Study of MLN8237 in Combination With Irinotecan and Temozolomide
a study on Neuroblastoma
The goal of the first part of this clinical trial (Phase I portion) is to study the side effects, drug breakdown (pharmacokinetics), and dosing of the drug MLN8237 when added to standard chemotherapy drugs, irinotecan and temozolomide. The goal of the second part of this clinical trial (Phase II portion) is to learn how many children and young adults show improvements in their neuroblastoma when treated with the combination of MLN8237, irinotecan, and temozolomide.

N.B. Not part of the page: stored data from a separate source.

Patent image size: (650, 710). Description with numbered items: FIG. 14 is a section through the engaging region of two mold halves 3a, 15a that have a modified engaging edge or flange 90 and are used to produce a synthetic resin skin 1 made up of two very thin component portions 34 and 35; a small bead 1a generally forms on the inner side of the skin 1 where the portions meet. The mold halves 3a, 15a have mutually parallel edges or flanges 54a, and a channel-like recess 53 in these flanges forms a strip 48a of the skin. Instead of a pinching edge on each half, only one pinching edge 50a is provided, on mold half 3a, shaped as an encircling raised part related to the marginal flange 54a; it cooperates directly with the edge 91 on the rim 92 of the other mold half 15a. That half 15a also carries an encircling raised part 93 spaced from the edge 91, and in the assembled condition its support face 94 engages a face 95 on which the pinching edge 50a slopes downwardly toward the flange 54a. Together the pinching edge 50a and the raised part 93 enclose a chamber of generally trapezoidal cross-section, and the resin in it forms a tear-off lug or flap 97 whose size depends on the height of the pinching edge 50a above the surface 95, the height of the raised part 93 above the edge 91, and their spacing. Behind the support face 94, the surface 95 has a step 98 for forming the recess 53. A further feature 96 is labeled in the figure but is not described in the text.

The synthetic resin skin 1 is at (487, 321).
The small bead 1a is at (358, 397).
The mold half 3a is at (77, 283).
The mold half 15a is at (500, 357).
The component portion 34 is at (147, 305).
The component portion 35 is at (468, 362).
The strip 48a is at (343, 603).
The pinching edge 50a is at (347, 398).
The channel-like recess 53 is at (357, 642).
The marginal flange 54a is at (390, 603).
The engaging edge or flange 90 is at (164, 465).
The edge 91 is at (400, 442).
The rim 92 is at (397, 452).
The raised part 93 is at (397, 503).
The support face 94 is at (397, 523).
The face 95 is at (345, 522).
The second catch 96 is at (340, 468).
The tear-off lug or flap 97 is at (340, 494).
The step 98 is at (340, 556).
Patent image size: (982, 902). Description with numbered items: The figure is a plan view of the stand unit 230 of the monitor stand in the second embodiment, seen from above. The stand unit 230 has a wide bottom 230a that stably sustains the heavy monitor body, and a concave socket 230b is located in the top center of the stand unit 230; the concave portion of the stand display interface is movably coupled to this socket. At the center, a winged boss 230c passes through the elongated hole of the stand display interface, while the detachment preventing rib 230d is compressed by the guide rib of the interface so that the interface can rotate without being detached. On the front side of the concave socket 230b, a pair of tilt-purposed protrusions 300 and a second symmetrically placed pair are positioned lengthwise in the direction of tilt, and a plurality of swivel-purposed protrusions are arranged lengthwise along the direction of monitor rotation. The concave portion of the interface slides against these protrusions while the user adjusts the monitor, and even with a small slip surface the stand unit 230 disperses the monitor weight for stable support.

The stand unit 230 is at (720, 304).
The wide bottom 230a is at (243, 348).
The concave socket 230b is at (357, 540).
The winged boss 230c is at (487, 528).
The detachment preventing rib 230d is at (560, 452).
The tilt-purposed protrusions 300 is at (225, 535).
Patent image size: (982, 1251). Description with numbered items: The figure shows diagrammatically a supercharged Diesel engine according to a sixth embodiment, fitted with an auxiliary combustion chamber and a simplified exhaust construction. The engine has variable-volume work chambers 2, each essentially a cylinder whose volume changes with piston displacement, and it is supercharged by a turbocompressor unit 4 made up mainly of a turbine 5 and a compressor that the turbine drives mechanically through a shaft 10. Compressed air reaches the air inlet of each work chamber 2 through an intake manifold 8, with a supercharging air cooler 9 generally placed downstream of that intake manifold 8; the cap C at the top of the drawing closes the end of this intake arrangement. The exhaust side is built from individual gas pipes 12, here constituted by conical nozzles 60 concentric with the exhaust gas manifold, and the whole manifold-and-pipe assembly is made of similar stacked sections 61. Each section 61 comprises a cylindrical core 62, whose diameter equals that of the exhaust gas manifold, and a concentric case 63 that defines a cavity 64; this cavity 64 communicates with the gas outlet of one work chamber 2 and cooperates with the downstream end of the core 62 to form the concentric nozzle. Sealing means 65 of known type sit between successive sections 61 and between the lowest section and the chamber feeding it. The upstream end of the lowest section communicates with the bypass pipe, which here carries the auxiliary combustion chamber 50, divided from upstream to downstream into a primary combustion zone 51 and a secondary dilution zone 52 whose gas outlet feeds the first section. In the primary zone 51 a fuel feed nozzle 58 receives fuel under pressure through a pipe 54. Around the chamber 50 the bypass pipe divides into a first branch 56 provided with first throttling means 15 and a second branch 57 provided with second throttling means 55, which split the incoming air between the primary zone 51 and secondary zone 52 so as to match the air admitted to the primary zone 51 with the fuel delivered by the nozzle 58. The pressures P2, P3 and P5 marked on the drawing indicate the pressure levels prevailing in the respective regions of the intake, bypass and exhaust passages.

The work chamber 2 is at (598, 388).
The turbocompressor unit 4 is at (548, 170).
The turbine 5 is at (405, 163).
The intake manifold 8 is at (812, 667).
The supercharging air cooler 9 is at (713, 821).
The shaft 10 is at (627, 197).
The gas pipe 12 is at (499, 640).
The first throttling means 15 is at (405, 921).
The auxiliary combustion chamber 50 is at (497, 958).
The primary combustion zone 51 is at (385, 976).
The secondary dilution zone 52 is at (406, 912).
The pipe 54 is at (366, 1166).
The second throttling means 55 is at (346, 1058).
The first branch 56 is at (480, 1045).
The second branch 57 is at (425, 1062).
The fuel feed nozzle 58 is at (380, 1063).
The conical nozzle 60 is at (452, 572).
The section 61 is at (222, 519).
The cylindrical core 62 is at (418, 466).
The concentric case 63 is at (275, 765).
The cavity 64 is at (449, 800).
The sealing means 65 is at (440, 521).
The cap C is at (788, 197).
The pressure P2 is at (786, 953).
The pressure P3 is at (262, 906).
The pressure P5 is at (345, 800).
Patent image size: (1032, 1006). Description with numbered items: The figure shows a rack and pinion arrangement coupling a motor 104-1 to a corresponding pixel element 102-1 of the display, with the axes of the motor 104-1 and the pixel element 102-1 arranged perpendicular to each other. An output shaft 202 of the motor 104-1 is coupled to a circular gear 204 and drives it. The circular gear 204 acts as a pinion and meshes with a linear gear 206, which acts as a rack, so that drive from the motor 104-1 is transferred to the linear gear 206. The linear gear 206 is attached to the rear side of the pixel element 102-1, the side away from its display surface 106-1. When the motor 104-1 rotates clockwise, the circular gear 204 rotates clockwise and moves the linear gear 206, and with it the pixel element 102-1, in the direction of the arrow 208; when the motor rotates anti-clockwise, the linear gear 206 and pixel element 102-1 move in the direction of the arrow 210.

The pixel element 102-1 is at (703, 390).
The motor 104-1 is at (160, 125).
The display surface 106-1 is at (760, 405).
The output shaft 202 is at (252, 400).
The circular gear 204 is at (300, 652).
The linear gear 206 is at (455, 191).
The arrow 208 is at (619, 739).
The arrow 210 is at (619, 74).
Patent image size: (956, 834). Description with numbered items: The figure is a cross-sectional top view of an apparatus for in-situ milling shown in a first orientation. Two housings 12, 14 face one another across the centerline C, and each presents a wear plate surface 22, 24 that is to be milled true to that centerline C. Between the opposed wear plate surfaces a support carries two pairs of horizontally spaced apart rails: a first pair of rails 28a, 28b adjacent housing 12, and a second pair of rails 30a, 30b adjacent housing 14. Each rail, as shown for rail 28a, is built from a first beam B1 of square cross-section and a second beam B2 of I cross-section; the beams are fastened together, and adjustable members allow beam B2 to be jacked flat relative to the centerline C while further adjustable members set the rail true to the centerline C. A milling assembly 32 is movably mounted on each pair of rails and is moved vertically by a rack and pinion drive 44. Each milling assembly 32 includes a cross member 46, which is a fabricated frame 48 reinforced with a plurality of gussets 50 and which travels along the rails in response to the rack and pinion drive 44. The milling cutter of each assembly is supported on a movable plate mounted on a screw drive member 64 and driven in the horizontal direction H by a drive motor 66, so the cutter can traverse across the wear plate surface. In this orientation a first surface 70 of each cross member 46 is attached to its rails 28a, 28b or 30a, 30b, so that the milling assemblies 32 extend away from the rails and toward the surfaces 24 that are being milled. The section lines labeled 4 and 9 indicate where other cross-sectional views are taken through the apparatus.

Phase I/II Study of MLN8237 in Combination With Irinotecan and Temozolomide for Patients With Relapsed or Refractory Neuroblastoma
The Aurora A kinase has been shown to play an important role in neuroblastoma growth. Inhibition of Aurora A kinase activity attenuates the growth of neuroblastoma cells. MLN8237 is a selective small molecule inhibitor of Aurora A kinase that has completed pediatric single-agent phase I testing, as well as stage 1 phase 2 testing in patients with Neuroblastoma. MLN8237 showed activity against the NCI-sponsored Pediatric Preclinical Testing Program neuroblastoma in vivo panel that exceeded the activity level observed with chemotherapy agents routinely used in the treatment of neuroblastoma. Additional in vitro and in vivo studies have shown that Aurora A kinase inhibitors result in enhanced cytotoxicity when used in combination with chemotherapy. Irinotecan and temozolomide is a commonly used salvage regimen for patients with relapsed or refractory neuroblastoma. This combination has a modest objective response rate (16%) and is well-tolerated, suggesting that it will provide a useful platform for the study of novel compounds in combination with chemotherapy. Preclinical studies demonstrate marked enhancement of anti-neuroblastoma activity with the addition of MLN8237 to irinotecan and temozolomide. This study therefore evaluates the tolerability and activity of MLN8237 in combination with irinotecan and temozolomide in children with refractory or relapsed neuroblastoma. Patients receive irinotecan (50 mg/m2/dose IV) and temozolomide (100 mg/m2/dose orally) once daily for 5 days along with MLN8237 orally once daily for 7 days. The doses of irinotecan and temozolomide will be fixed and the dose of MLN8237 will be dose-escalated. In the phase I portion of the study, the primary aims are to determine the recommended phase II doses of this combination, describe the toxicity of this combination, and characterize the pharmacokinetic profile of MLN8237 and irinotecan when used in combination. In the phase II portion of the study, the primary aim is to determine the objective response rate of this combination in patients with relapsed or refractory neuroblastoma. With Amendment 5, the tolerability and pharmacokinetics of an MLN8237 oral solution will be evaluated. Optional correlative studies will evaluate UGT1A1 polymorphisms as predictors of toxicity and archival tumor tissue Aurora A expression as a predictor of response with this combination.
Neuroblastoma Irinotecan Camptothecin Temozolomide Dacarbazine
For people ages 12 months to 30 years
Criteria that need to be met to participate in this study:
- Patients must be> 12 months and < 30 years of age when registered on study.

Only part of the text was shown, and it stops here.